Et l’arbitre de l’audiovisuel d’ajouter, sans équivoque, que: «La non prise en compte des remarques du CNRA, faites ci-dessus, notamment en révisant le contenu, pourrait avoir comme conséquence le retardement de l’heure de diffusion de la série ou son interdiction, par le CNRA». Par conséquent, il est inexact de dire que le producteur de cette série, tant décriée, MARODI-TV «a reçu les encouragements du Conseil National de Régulation de l’Audiovisuel (CNRA)… ». Quand on a commis d’inqualifiables bourdes, qui ont heurté la sensibilité de nombre de nos compatriotes, écorché la conscience de beaucoup d’éducateurs, pères et mères de famille, et agressé de nombreux croyants de ce pays dans ce qu’ils ont de plus cher , leur Foi, on doit avoir la modestie de faire amende honorable, en s’engageant à opérer les corrections ci-dessus énumérées par le CNRA. Plutôt que, dans un dépit de mauvais perdant, de ruer dans les brancards, par le biais d’un baroud d’honneur épistolaire qui frise l’arrogance, sévèrement «sanctionné» d’ailleurs par les internautes, dans les réseaux sociaux.
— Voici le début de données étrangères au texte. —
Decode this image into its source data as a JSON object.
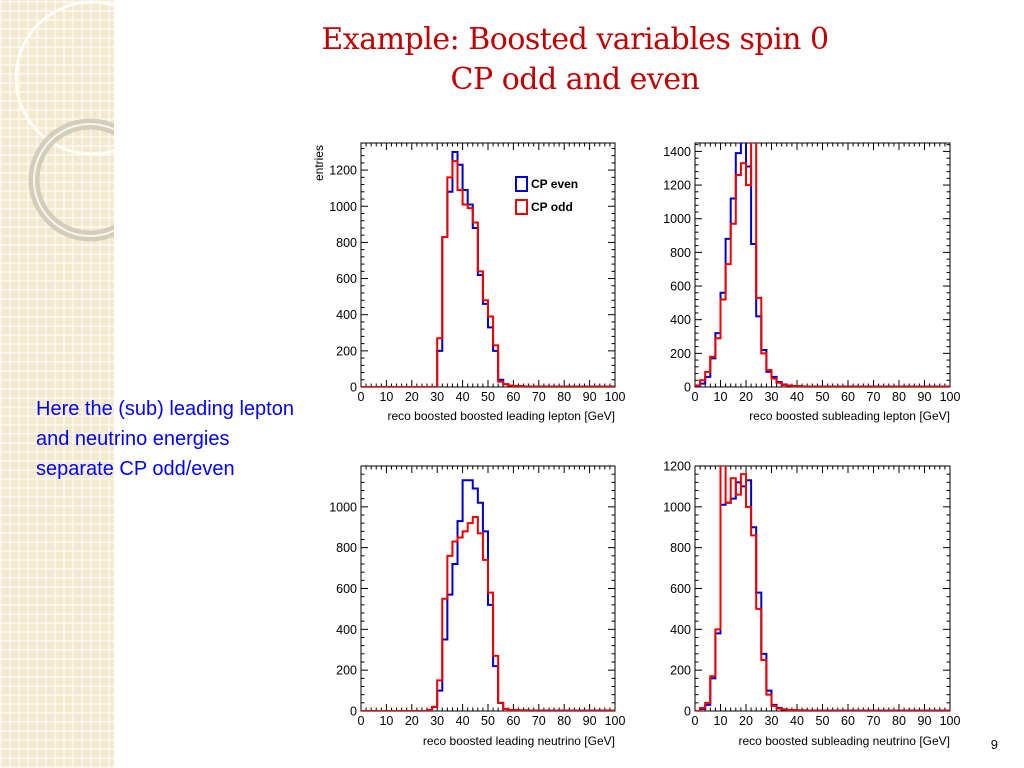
{
  "slide": {
    "title_line1": "Example: Boosted variables spin 0",
    "title_line2": "CP odd and even",
    "body_text": "Here the (sub) leading lepton and neutrino energies separate CP odd/even",
    "page_number": "9",
    "colors": {
      "title": "#c00000",
      "body": "#0000ff",
      "cp_even": "#0000cc",
      "cp_odd": "#ee0000"
    }
  },
  "chart_data": [
    {
      "type": "line",
      "step": true,
      "panel": "top-left",
      "xlabel": "reco boosted  boosted leading lepton [GeV]",
      "ylabel": "entries",
      "xlim": [
        0,
        100
      ],
      "ylim": [
        0,
        1350
      ],
      "xticks": [
        0,
        10,
        20,
        30,
        40,
        50,
        60,
        70,
        80,
        90,
        100
      ],
      "yticks": [
        0,
        200,
        400,
        600,
        800,
        1000,
        1200
      ],
      "legend": {
        "position": "top-right",
        "entries": [
          "CP even",
          "CP odd"
        ]
      },
      "bin_edges": [
        0,
        2,
        4,
        6,
        8,
        10,
        12,
        14,
        16,
        18,
        20,
        22,
        24,
        26,
        28,
        30,
        32,
        34,
        36,
        38,
        40,
        42,
        44,
        46,
        48,
        50,
        52,
        54,
        56,
        58,
        60,
        62,
        64,
        66,
        68,
        70,
        72,
        74,
        76,
        78,
        80,
        82,
        84,
        86,
        88,
        90,
        92,
        94,
        96,
        98,
        100
      ],
      "series": [
        {
          "name": "CP even",
          "values": [
            0,
            0,
            0,
            0,
            0,
            0,
            0,
            0,
            0,
            0,
            0,
            0,
            0,
            0,
            0,
            200,
            830,
            1080,
            1300,
            1230,
            1090,
            1010,
            880,
            620,
            460,
            330,
            200,
            40,
            15,
            8,
            5,
            5,
            3,
            3,
            2,
            2,
            2,
            2,
            2,
            2,
            2,
            2,
            2,
            2,
            2,
            2,
            2,
            2,
            2,
            2
          ]
        },
        {
          "name": "CP odd",
          "values": [
            0,
            0,
            0,
            0,
            0,
            0,
            0,
            0,
            0,
            0,
            0,
            0,
            0,
            0,
            0,
            270,
            830,
            1160,
            1250,
            1090,
            1010,
            990,
            910,
            640,
            480,
            390,
            230,
            30,
            15,
            8,
            5,
            5,
            3,
            3,
            2,
            2,
            2,
            2,
            2,
            2,
            2,
            2,
            2,
            2,
            2,
            2,
            2,
            2,
            2,
            2
          ]
        }
      ]
    },
    {
      "type": "line",
      "step": true,
      "panel": "top-right",
      "xlabel": "reco boosted subleading lepton [GeV]",
      "xlim": [
        0,
        100
      ],
      "ylim": [
        0,
        1450
      ],
      "xticks": [
        0,
        10,
        20,
        30,
        40,
        50,
        60,
        70,
        80,
        90,
        100
      ],
      "yticks": [
        0,
        200,
        400,
        600,
        800,
        1000,
        1200,
        1400
      ],
      "bin_edges": [
        0,
        2,
        4,
        6,
        8,
        10,
        12,
        14,
        16,
        18,
        20,
        22,
        24,
        26,
        28,
        30,
        32,
        34,
        36,
        38,
        40,
        42,
        44,
        46,
        48,
        50,
        52,
        54,
        56,
        58,
        60,
        62,
        64,
        66,
        68,
        70,
        72,
        74,
        76,
        78,
        80,
        82,
        84,
        86,
        88,
        90,
        92,
        94,
        96,
        98,
        100
      ],
      "series": [
        {
          "name": "CP even",
          "values": [
            5,
            20,
            60,
            170,
            320,
            560,
            880,
            1120,
            1390,
            1470,
            1310,
            850,
            420,
            220,
            90,
            60,
            30,
            15,
            8,
            5,
            5,
            3,
            3,
            2,
            2,
            2,
            2,
            2,
            2,
            2,
            2,
            2,
            2,
            2,
            2,
            2,
            2,
            2,
            2,
            2,
            2,
            2,
            2,
            2,
            2,
            2,
            2,
            2,
            2,
            2
          ]
        },
        {
          "name": "CP odd",
          "values": [
            10,
            40,
            90,
            180,
            290,
            520,
            730,
            970,
            1260,
            1330,
            1200,
            1520,
            530,
            200,
            100,
            50,
            25,
            12,
            8,
            5,
            5,
            3,
            3,
            2,
            2,
            2,
            2,
            2,
            2,
            2,
            2,
            2,
            2,
            2,
            2,
            2,
            2,
            2,
            2,
            2,
            2,
            2,
            2,
            2,
            2,
            2,
            2,
            2,
            2,
            2
          ]
        }
      ]
    },
    {
      "type": "line",
      "step": true,
      "panel": "bottom-left",
      "xlabel": "reco boosted leading neutrino [GeV]",
      "xlim": [
        0,
        100
      ],
      "ylim": [
        0,
        1200
      ],
      "xticks": [
        0,
        10,
        20,
        30,
        40,
        50,
        60,
        70,
        80,
        90,
        100
      ],
      "yticks": [
        0,
        200,
        400,
        600,
        800,
        1000
      ],
      "bin_edges": [
        0,
        2,
        4,
        6,
        8,
        10,
        12,
        14,
        16,
        18,
        20,
        22,
        24,
        26,
        28,
        30,
        32,
        34,
        36,
        38,
        40,
        42,
        44,
        46,
        48,
        50,
        52,
        54,
        56,
        58,
        60,
        62,
        64,
        66,
        68,
        70,
        72,
        74,
        76,
        78,
        80,
        82,
        84,
        86,
        88,
        90,
        92,
        94,
        96,
        98,
        100
      ],
      "series": [
        {
          "name": "CP even",
          "values": [
            0,
            0,
            0,
            0,
            0,
            0,
            0,
            0,
            0,
            0,
            0,
            0,
            0,
            5,
            20,
            100,
            350,
            570,
            720,
            930,
            1130,
            1130,
            1090,
            1020,
            880,
            520,
            220,
            40,
            10,
            5,
            5,
            3,
            3,
            2,
            2,
            2,
            2,
            2,
            2,
            2,
            2,
            2,
            2,
            2,
            2,
            2,
            2,
            2,
            2,
            2
          ]
        },
        {
          "name": "CP odd",
          "values": [
            0,
            0,
            0,
            0,
            0,
            0,
            0,
            0,
            0,
            0,
            0,
            0,
            0,
            5,
            20,
            150,
            550,
            760,
            830,
            850,
            880,
            920,
            950,
            870,
            740,
            580,
            270,
            40,
            10,
            5,
            5,
            3,
            3,
            2,
            2,
            2,
            2,
            2,
            2,
            2,
            2,
            2,
            2,
            2,
            2,
            2,
            2,
            2,
            2,
            2
          ]
        }
      ]
    },
    {
      "type": "line",
      "step": true,
      "panel": "bottom-right",
      "xlabel": "reco boosted subleading neutrino [GeV]",
      "xlim": [
        0,
        100
      ],
      "ylim": [
        0,
        1200
      ],
      "xticks": [
        0,
        10,
        20,
        30,
        40,
        50,
        60,
        70,
        80,
        90,
        100
      ],
      "yticks": [
        0,
        200,
        400,
        600,
        800,
        1000,
        1200
      ],
      "bin_edges": [
        0,
        2,
        4,
        6,
        8,
        10,
        12,
        14,
        16,
        18,
        20,
        22,
        24,
        26,
        28,
        30,
        32,
        34,
        36,
        38,
        40,
        42,
        44,
        46,
        48,
        50,
        52,
        54,
        56,
        58,
        60,
        62,
        64,
        66,
        68,
        70,
        72,
        74,
        76,
        78,
        80,
        82,
        84,
        86,
        88,
        90,
        92,
        94,
        96,
        98,
        100
      ],
      "series": [
        {
          "name": "CP even",
          "values": [
            0,
            10,
            30,
            160,
            380,
            1010,
            1020,
            1040,
            1120,
            1100,
            1130,
            900,
            580,
            280,
            100,
            30,
            15,
            8,
            5,
            5,
            3,
            3,
            2,
            2,
            2,
            2,
            2,
            2,
            2,
            2,
            2,
            2,
            2,
            2,
            2,
            2,
            2,
            2,
            2,
            2,
            2,
            2,
            2,
            2,
            2,
            2,
            2,
            2,
            2,
            2
          ]
        },
        {
          "name": "CP odd",
          "values": [
            0,
            15,
            40,
            170,
            400,
            1240,
            1020,
            1140,
            1060,
            1160,
            1000,
            860,
            500,
            250,
            80,
            25,
            12,
            8,
            5,
            5,
            3,
            3,
            2,
            2,
            2,
            2,
            2,
            2,
            2,
            2,
            2,
            2,
            2,
            2,
            2,
            2,
            2,
            2,
            2,
            2,
            2,
            2,
            2,
            2,
            2,
            2,
            2,
            2,
            2,
            2
          ]
        }
      ]
    }
  ]
}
Précisions en passant que JAMRA n’a jamais demandé à être associée à la rédaction d’un quelconque scénario. Cette idée a été plutôt émise, en toute souveraineté, par les tenants du «triumvirat» de cette série à polémique, lorsque le vice-président de l’ONG islamique JAMRA les recevait, à leur demande, à son domicile, le lundi 25 mars 2019, en présence de deux témoins. Lesquels, Dieu merci, n’ont pas manqué d’immortaliser la «scène» avec leurs smartphones, en prenant notamment des clichés, que nous nous sommes, jusque-là, gardé de publier dans les médias, par respect. Idem pour les sms.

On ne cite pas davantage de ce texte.